Much more than the Themersons’ other surviving films, Calling Mr Smith is of its time: it was commissioned as a propaganda piece, and has all the drawbacks of that form. But individual sequences are immensely powerful, and the film’s overall message about the fragility of culture and civilisation couldn’t be more heartfelt: the Themersons themselves had recently resettled in a different country – where, as it transpired, they would spend the rest of their lives.


  • Directors: Franciszka and Stefan Themerson
  • Dialogue: Bruce Graeme
  • Photography: Franciszka and Stefan Themerson
  • Editing: Franciszka and Stefan Themerson
  • Producer: Eugeniusz Cękalski
  • Production Companies: Concanen Films, Polish Film Unit

DVD Distribution: Calling Mr Smith is included in the DVD compilation The Films of Franciszka and Stefan Themerson (Region 0 PAL), a collaboration between LUX in London and Polish Audiovisual Publishers (Polskie Wydawnictwo Audiowizualne/PWA) in Poland.

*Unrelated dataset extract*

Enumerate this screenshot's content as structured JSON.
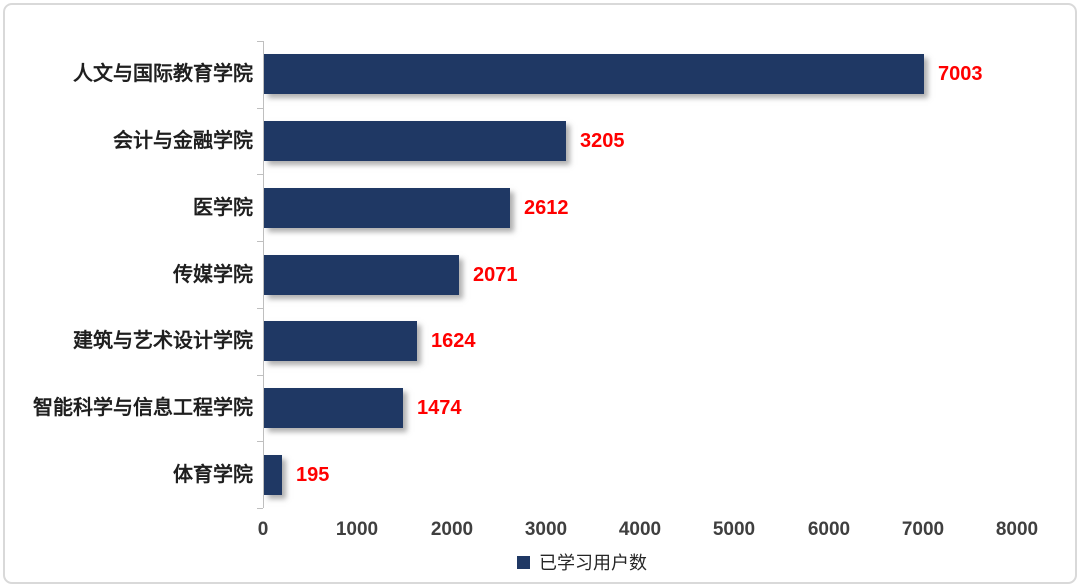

Picture: The print doesn’t appear to have undergone full restoration, and there’s quite a bit of surface damage, though never to the point of affecting watchability. It’s hard to tell if the muted colours are intentional or a by-product of the Dufaycolor process fading over time – though it’s probably safe to assume that the reds were originally intended to be punchier.

Sound: Typical 1940s mono, with noticeable background hiss, though it’s never at the expense of clarity.

Subtitles: The film is in English throughout, but optional Polish subtitles are available.